Additional resources

10.3.3. Additional resources

  • To increase the maximum memory of a running VM, you can attach a memory device to the VM. This is also referred to as memory hot plug. For details, see Attaching devices to virtual machines.

    Note that removing a memory device from a VM, also known as memory hot unplug, is not supported in RHEL 8, and Red Hat highly discourages its use.

10.4. Optimizing virtual machine I/O performance

The input and output (I/O) capabilities of a virtual machine (VM) can significantly limit the VM’s overall efficiency. To address this, you can optimize a VM’s I/O by configuring block I/O parameters.

10.4.1. Tuning block I/O in virtual machines

When multiple block devices are being used by one or more VMs, it might be important to adjust the I/O priority of specific virtual devices by modifying their I/O weights.

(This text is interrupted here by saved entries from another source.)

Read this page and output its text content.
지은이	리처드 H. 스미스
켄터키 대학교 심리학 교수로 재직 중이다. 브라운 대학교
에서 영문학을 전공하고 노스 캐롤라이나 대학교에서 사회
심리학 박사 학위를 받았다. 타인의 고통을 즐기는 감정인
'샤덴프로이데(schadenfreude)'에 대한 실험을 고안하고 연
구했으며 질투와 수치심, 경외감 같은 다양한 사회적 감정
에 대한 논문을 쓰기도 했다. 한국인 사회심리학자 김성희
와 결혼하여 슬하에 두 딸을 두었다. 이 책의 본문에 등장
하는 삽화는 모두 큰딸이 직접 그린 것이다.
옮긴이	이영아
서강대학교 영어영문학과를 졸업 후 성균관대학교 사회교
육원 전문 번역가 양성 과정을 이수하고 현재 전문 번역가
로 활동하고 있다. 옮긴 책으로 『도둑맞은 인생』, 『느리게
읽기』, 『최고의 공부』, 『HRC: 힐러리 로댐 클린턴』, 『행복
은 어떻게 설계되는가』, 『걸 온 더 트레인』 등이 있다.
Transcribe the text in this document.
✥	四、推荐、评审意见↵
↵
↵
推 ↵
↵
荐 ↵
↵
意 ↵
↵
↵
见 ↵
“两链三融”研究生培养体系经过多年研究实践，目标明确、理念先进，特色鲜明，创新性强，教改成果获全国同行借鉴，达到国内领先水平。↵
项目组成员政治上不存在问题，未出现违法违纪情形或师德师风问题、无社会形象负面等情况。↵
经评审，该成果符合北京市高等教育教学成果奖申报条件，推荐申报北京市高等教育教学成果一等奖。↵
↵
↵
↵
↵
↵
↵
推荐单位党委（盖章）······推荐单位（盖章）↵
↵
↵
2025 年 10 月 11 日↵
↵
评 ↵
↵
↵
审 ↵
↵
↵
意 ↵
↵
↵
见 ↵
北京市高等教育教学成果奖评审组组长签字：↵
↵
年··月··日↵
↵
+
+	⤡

Increasing the I/O weight of a device increases its priority for I/O bandwidth, and therefore provides it with more host resources. Similarly, reducing a device’s weight makes it consume less host resources.

Note

Each device’s weight value must be within the 100 to 1000 range. Alternatively, the value can be 0, which removes that device from per-device listings.

Procedure

To display and set a VM’s block I/O parameters:

  1. Display the current <blkio> parameters for a VM:

    # virsh dumpxml VM-name

    <domain>
      [...]
      <blkiotune>
        <weight>800</weight>
        <device>
          <path>/dev/sda</path>
          <weight>1000</weight>
        </device>
        <device>
          <path>/dev/sdb</path>
          <weight>500</weight>
        </device>
      </blkiotune>
      [...]
    </domain>
  2. Edit the I/O weight of a specified device:

    # virsh blkiotune VM-name --device-weights device, I/O-weight

    For example, the following changes the weight of the /dev/sda device in the liftrul VM to 500.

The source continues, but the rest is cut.